Reverend John Thrupp of the Presbyterian Church spoke of the overwhelming hurt and sense of anger amongst the people of Ruatoki, the innocent people being held at gunpoint, the children being frightened out of their wits by police with guns, and the kids being stranded by police arresting their parents.
Te Teira Davies, a highly respected Ringatu Minister who was arrested, taken from the college where he works, and questioned, for daring to know Tame Iti.
Maaaate, you can call the Maori Party whatever you like, but when the church starts criticising police action, you knoooooow that something’s wrong.
So when members of this House criticise the Maori Party and the Green Party for standing against state terrorism, I gotta ask all of you — Do you really think it’s acceptable behaviour for the state to use armed and masked gunmen to blockade communities, smash into people’s homes, hold innocent people at gunpoint, frighten children with guns, arrest and hold people without bail, and suppress all information on those cases?
Mr Speaker, any freedom-loving New Zealander, Maori, Pakeha, Pasifika, Asian, whatever, would be horrified by the call for us to simply sit back and say nothing about the overkill of the recent police terror-raids, and the denial of basic human rights to our fellow citizens.
We are not dumb; we are not blind; we are not deaf; and we will not be silenced.
Mr Speaker, they say that in dictatorships, denying legal rights to terrorism suspects is normal, but in countries like Aotearoa with a history of political tolerance and non-violent protest, – it is a development we must rage against with all our might.

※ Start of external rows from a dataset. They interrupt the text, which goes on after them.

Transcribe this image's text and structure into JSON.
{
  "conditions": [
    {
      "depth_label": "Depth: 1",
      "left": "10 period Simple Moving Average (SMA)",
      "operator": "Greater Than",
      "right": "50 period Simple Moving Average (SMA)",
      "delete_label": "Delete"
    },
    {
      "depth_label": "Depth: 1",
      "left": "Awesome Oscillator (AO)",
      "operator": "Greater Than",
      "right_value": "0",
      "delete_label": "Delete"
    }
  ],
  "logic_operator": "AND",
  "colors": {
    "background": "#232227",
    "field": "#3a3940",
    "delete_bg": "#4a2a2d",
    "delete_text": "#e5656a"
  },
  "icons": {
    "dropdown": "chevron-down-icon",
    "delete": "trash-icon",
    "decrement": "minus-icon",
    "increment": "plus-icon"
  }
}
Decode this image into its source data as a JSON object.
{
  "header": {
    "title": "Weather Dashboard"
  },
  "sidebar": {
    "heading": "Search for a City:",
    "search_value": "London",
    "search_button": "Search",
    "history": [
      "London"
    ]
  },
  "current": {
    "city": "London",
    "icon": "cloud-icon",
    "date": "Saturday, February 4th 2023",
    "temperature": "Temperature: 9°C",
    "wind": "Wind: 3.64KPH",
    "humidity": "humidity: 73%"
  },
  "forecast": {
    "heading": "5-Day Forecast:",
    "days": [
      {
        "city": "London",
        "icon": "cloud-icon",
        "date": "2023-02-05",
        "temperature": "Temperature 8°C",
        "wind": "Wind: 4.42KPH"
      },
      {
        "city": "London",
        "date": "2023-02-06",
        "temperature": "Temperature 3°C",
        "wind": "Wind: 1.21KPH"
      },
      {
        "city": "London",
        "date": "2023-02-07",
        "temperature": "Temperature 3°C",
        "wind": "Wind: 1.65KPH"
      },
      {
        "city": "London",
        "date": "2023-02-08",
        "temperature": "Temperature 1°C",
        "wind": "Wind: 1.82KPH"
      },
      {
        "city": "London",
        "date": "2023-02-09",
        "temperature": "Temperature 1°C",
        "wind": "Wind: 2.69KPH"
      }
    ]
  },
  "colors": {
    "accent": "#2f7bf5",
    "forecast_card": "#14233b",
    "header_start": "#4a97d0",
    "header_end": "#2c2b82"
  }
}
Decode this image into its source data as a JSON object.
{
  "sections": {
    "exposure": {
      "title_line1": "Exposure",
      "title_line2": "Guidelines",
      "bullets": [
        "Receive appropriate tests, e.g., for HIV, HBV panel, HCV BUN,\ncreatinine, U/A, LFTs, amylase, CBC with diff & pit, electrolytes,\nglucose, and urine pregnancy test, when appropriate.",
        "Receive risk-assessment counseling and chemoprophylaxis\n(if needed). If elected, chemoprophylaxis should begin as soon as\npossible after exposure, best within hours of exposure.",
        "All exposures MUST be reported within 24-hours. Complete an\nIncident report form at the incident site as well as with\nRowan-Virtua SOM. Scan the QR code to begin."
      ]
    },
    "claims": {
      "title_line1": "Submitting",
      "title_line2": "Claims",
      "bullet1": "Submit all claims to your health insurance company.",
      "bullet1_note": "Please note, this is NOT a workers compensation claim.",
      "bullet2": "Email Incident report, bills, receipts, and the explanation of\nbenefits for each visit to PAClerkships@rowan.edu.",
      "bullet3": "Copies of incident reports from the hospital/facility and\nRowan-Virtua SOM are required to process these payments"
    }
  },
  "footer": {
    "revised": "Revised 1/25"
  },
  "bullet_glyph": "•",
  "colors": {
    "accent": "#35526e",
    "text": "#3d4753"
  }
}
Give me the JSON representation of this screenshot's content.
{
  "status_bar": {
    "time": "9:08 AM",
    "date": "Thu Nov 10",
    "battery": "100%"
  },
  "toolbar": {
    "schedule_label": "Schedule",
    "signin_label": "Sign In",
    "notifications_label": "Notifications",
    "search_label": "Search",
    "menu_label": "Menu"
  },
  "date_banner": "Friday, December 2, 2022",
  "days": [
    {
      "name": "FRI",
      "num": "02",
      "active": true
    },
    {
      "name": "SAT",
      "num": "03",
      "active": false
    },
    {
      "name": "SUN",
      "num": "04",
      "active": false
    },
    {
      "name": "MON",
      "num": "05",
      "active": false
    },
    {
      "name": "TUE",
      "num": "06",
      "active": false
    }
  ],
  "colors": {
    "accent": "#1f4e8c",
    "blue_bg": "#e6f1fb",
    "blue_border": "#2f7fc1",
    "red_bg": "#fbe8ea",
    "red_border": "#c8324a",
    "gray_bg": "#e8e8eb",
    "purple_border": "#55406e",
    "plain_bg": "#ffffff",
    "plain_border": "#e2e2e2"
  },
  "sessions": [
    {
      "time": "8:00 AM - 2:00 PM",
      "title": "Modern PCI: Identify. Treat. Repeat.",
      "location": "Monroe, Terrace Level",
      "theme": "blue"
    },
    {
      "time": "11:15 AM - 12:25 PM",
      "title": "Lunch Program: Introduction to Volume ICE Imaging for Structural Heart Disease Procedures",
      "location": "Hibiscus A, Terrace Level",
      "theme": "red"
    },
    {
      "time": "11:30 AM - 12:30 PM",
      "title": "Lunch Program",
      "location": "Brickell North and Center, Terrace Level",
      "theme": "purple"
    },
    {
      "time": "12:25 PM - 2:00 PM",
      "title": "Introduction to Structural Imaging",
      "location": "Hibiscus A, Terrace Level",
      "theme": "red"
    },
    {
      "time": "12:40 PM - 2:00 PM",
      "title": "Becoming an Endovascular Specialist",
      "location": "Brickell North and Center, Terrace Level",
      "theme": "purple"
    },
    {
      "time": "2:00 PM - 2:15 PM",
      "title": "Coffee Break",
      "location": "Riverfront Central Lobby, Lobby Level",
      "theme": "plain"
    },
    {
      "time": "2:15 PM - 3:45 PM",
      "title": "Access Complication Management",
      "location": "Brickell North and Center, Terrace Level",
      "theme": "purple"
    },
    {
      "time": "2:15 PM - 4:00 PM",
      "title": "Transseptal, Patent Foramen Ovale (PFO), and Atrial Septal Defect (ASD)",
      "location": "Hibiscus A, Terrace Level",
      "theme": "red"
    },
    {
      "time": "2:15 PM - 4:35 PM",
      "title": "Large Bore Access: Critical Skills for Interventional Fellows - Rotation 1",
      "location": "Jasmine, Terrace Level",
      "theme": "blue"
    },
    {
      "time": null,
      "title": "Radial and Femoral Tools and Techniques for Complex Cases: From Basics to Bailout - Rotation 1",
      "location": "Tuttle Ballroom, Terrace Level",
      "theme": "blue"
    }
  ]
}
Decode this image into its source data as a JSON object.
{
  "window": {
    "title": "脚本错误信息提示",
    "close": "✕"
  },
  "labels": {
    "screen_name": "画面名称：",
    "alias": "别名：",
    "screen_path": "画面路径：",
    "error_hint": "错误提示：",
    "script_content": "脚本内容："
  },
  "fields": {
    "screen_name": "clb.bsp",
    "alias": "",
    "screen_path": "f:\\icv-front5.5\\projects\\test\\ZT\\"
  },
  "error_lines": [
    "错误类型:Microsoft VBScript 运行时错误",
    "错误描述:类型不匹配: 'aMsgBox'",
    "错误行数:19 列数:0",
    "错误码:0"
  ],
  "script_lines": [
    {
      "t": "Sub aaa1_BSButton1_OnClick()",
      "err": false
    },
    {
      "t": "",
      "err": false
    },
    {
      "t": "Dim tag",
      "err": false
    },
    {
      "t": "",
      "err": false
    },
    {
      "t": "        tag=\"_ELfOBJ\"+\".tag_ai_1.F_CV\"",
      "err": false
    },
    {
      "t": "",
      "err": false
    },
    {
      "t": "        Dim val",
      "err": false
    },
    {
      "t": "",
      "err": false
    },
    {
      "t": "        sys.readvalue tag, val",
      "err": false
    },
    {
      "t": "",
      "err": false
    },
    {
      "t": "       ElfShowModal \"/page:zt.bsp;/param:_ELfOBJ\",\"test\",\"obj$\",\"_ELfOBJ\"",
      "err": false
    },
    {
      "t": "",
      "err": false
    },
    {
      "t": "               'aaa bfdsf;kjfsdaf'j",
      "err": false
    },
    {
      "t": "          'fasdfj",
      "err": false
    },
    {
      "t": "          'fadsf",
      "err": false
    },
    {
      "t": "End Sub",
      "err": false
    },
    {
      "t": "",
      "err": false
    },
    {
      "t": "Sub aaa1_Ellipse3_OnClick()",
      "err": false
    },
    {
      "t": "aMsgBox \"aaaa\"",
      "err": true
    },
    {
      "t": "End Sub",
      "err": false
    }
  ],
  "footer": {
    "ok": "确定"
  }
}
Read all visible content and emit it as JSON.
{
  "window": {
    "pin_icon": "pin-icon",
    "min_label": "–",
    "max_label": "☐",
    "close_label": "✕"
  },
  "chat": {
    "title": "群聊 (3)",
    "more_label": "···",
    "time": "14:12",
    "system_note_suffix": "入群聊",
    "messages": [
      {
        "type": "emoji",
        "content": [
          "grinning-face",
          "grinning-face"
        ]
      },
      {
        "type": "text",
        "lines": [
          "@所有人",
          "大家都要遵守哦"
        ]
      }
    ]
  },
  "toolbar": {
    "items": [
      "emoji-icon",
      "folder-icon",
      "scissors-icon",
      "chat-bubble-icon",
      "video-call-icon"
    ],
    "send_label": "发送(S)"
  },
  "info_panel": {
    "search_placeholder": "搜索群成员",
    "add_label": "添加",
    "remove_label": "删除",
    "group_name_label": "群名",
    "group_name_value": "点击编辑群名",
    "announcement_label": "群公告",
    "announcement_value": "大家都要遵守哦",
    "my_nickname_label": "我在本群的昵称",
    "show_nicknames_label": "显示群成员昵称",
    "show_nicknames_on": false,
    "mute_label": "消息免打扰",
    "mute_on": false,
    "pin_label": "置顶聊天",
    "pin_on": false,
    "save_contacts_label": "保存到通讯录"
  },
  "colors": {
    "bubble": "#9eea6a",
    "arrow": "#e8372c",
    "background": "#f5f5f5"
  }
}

On the 29 March 2007, I said in this House that the Maori Party will oppose the use of terror to impose one-eyed nationalistic misconceptions of religion and governance on any people, whether committed in the name of Osama Bin Laden and Al Qaeda or in the name of George Bush and the United States of America.
Today I repeat that statement. The MÇori Party will oppose terrorism in all its forms, be it international terrorism or state terrorism, and we will stand alongside our people whenever our lands, our communities, and our people are threatened.